Çin hala büyük bir  kapalı kutu. Çok ciddi bir dış tehdit ve aynı zamanda patlamaya hazır bir bomba. Alım gücü açısından uçurumlar yaşanıyor. Azınlık iyi ekonomik koşullarda yaşarken, çoğunluk fakirlikle mücadele ediyor.

Fransa


Fransa’nın, Avrupa Birliği Anayasası referandumu: Avrupa ve Türkiye gündemini 29 Mayıs’a kadar meşgul edecek en önemli olaylardan. AB’nin bundan sonraki olası gidişatının kamuoyundaki muhasebesi bu referandum sonucunda belli olacak.

Burada taraflar bu referanduma nasıl bakıyor bunu görmek çok önemli. Kendimizi ve bire bir ilişkide olduğumuz Avrupa Birliği’ni anlamanın en kolay yolu bu.

Türkiye’de çoğunluk AB Anayasası’na verilecek “hayır” oyunun “Türkiye’ye hayır” demek olduğunu düşünüyor. Bir vuruşta Türkiye’nin Avrupa projesi hayali bitiyor. Bu olayları son derece basitleştiren bir bakış, olayın diğer kahramanlarına bakınca durum daha iyi görülüyor.

Öncelikle AB içindeki kamplaşmadan söz etmek gerekiyor.
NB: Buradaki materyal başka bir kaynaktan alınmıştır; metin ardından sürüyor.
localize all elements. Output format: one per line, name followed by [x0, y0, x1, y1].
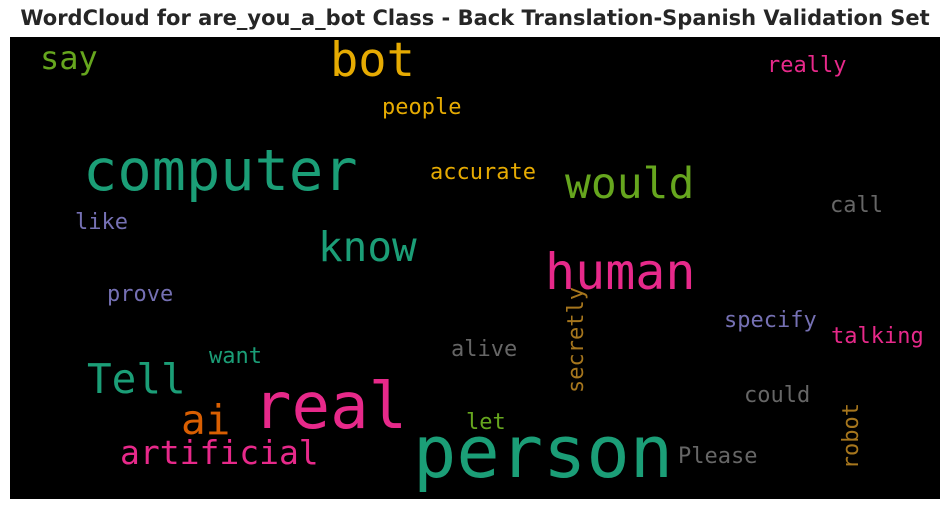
word-prove: prove [107, 284, 173, 306]
word-real: real [253, 375, 407, 439]
word-would: would [565, 163, 694, 206]
wordcloud-canvas: computer person real human bot would kno… [10, 37, 940, 499]
word-could: could [744, 385, 810, 407]
word-accurate: accurate [430, 162, 536, 184]
word-call: call [830, 195, 883, 217]
word-tell: Tell [87, 359, 186, 400]
word-please: Please [678, 446, 757, 468]
word-want: want [209, 346, 262, 368]
word-computer: computer [83, 143, 358, 200]
chart-title: WordCloud for are_you_a_bot Class - Back… [0, 5, 950, 31]
word-really: really [767, 55, 846, 77]
word-alive: alive [451, 339, 517, 361]
word-bot: bot [330, 37, 415, 84]
word-talking: talking [831, 326, 924, 348]
word-know: know [318, 227, 417, 268]
word-robot: robot [841, 403, 863, 469]
word-say: say [40, 42, 98, 74]
word-secretly: secretly [566, 287, 588, 393]
word-let: let [466, 412, 506, 434]
word-artificial: artificial [120, 436, 319, 469]
word-person: person [413, 416, 673, 488]
word-like: like [75, 212, 128, 234]
word-specify: specify [724, 310, 817, 332]
word-people: people [382, 97, 461, 119]
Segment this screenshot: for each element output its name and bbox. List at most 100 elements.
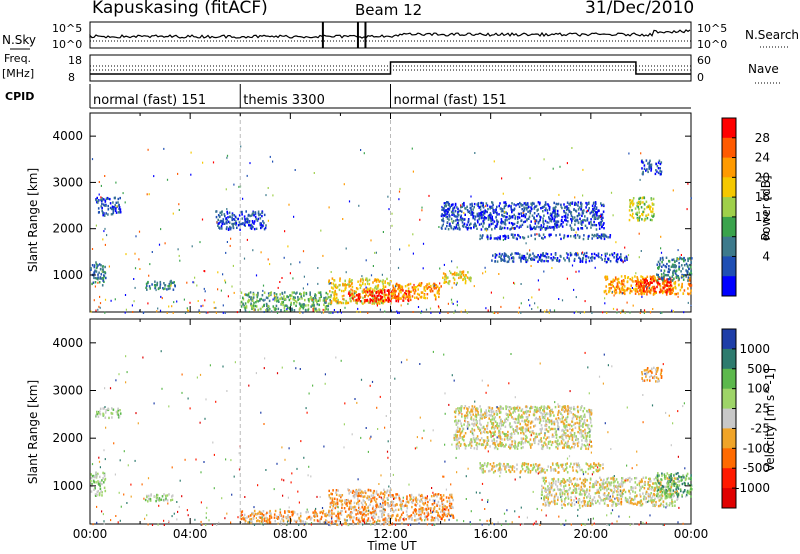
velocity-cell [344,499,346,502]
power-cell [681,275,683,278]
velocity-cell [361,511,364,514]
power-cell [657,281,660,284]
power-cell [286,309,288,312]
power-cell [378,291,380,294]
velocity-cell [268,518,271,521]
velocity-cell [253,514,255,518]
velocity-cell [419,510,422,513]
power-cell [531,227,533,231]
power-cell [643,312,645,314]
power-cell [225,217,227,220]
velocity-cell [116,412,119,416]
power-cell [94,269,97,273]
noise-trace [89,22,691,48]
power-cell [398,289,401,293]
velocity-cell [331,501,333,505]
power-cell [579,259,582,263]
power-cell [682,278,685,281]
power-cell [246,174,248,177]
power-cell [501,214,504,217]
power-cell [449,270,451,273]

Görüşlerden biri, git gide siyasi ve ekonomik olarak birbirine yaklaşan ve sonunda federal denebilecek bir yapıya sahip bir Avrupa hayal ediyor.

Diğer görüş ise ulus devletlerin yaşamaya devam ettiği, AB’deki birliğin sadece ekonomik alanlarda kullanılması gerektiğini düşünüyor. Bu ikinci kampta özellikle İngiltere yer alıyor. Birinci kampta ise Almanya ve Fransa ağırlığı olan ülkeler.

Tam 29 Mayıs günü, Brüksel’deki AB diplomatları birinci kamptaki Fransa’nın duruşunun değişip değişmediğini öğrenecek. Fransada’ki politikacılar 29 Mayıs referendumunu Türkiye’nin AB’ye kabulü gibi gösterip, şu anda Türkiye’nin AB üyeliğine ısınamamış Fransız kamuoyunu karıştırıyor. Biz de Fransa’da tam bu noktada görünen, belki de sadece mayıs ayı için geçerli fikirlerden kendimize pay çıkarıyoruz. Bu oylamada sınav verecek olan Fransa’nın siyasi olarak daha entegre bir AB’ye inancı, Türkiye’nin AB’de istenilip istenilmediği değil.

Tabii Fransız politikacılar halkın Türkiye “”korkusu””nu hedef olarak görebiliyorsa, Türkiye istenmiyor tezi geçerli görünebilir. Ama şunu düşünelim, biz bu ülkenin geçirdiği değişimleri Avrupa’ya ne kadar iyi anlatabiliyoruz. Fransız kamuoyunun Türkiye hakkındaki fikirleri orta vadeli iletişim stratejileriyle değiştirilebilir.

Fransa’daki referandum sırasında yara alacak olan Türkiye’nin üyeliği değil, Avrupa’nın birbirine yakınlaşma yolları. Brüksel’deki AB diplomatlarının kafası karışık; eğer Fransa’dan AB Anayasası’na hayır oyu çıkarsa entegrasyonu bir ileri aşamasına nasıl taşıyacaklar? Henüz B planı geliştirilmiş değil. Asıl korkulan, hazırlıksız yakalanmak.